PROJECT SUMMARY/ABSTRACT
Recent advances in next generation–sequencing (NGS)-based molecular methods have illuminated the
hierarchical organization of the genome and have shown that changes in the epigenome can promote or prevent
the access of transcription factors (TFs) to specific DNA sequences, move genes between nuclear
compartments, and build or remove the insulation between neighboring genomic regions. As changes in the
epigenome and chromatin organization can derail precise transcriptional regulatory programs to change cell
differentiation status or induce a pathological state, research in Dr. Li’s laboratory seeks to improve our ability to
define and understand the impact of such changes across multiple layers of transcriptional regulation in the cell.

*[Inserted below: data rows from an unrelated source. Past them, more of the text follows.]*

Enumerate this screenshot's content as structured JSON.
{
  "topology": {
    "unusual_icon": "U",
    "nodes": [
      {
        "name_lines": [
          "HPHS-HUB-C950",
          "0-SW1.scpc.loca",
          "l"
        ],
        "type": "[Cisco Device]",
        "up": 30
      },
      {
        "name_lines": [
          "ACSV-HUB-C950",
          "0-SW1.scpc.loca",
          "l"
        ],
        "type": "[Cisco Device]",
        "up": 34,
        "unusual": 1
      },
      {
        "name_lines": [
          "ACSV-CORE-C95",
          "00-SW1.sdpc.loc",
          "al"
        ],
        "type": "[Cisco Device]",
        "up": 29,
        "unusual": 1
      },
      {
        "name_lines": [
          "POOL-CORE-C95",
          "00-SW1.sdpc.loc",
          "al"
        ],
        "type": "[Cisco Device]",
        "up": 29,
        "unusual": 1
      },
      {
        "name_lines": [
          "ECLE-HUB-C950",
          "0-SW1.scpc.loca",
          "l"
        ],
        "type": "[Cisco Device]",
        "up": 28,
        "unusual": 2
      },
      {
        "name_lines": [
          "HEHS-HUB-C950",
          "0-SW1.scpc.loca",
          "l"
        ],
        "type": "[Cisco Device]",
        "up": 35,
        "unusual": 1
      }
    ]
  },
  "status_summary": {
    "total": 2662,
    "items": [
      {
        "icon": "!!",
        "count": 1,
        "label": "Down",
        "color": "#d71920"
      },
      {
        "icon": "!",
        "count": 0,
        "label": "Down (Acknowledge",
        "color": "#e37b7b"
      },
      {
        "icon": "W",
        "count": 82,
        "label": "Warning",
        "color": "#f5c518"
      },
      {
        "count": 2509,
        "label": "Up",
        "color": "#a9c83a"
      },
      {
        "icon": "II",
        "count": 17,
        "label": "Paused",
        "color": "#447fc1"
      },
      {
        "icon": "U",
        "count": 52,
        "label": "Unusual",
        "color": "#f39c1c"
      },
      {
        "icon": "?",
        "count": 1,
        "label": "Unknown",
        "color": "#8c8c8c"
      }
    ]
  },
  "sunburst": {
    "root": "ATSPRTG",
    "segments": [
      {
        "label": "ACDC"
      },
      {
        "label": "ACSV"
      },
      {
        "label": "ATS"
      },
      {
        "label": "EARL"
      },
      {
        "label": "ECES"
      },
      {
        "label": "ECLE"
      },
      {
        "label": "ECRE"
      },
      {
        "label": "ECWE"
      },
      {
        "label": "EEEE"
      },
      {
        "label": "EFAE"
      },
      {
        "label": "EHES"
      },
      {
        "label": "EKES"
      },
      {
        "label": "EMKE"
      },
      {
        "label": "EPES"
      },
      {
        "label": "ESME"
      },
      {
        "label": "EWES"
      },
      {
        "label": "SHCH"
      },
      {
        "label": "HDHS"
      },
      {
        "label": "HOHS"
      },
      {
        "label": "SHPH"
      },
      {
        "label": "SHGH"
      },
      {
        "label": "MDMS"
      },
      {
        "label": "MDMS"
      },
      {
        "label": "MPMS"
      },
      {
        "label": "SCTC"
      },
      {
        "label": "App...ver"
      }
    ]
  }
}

The laboratory has effectively addressed the regulatory roles of DNA methylation in its previous and ongoing
work and now extends its focus to hydroxymethylation. 5-hydroxymethylcytosine (5hmC), is a key epigenetic
modification linked to transcriptional activation; however, 5hmC data and its genome properties have thus far
been evaluated with limited integration of different genomic data types. Moreover, there is no integrative
computational framework designed to interpret the functional role of 5hmC in the context of 5-methycytosine
(5mC), enhancer activities, chromatin interactions, gene expression data, and DNA sequence information. This
proposal will fill the growing need for user-friendly, interpretable, and extendable tools for mining 5hmC data
toward laying a foundation for basic mechanistic studies of the epigenome and facilitate discovery of potential
therapeutic targets in disease. Building on the investigator’s progress in revealing the dynamics of 5hmC and its
impact on gene regulation, the proposal will now develop innovative computational tools for 5hmC data mining
and data integration with other NGS datasets, with a focus on applying these tools to B cell differentiation, cancer,
and embryonic stem cell (ESC) differentiation. Key goals over the next five years include developing a
computational framework to mine short- and long-read sequencing data to answer the following questions: (1)
How does 5hmC contribute to epigenetic heterogeneity? (2) How does 5hmC epigenetic heterogeneity contribute
to transcriptome heterogeneity? (3) How do 5hmC levels and epigenetic heterogeneity communicate with histone
modifications, enhancer activities, chromatin interactions, and chromatin organization? We will combine machine
learning and network mining algorithms to enable knowledge discovery and data integration from diverse
genomic data types. We will then harness the 5hmC data-mining framework to identify 5hmC patterns that
correlate with ESC differentiation, B cell differentiation, and that contribute to the fitness advantage of cancer
cells. This work is significant because it will be the first dissection of 5hmC’s contribution to local and long-range
epigenetic heterogeneity and the first computational framework to uncover the cross-talk between DNA
modifications and other transcriptional regulators via chromatin interaction data. Collectively, this work will yield
a fuller picture of the molecular events that underlie fundamental changes in cell state and behavior.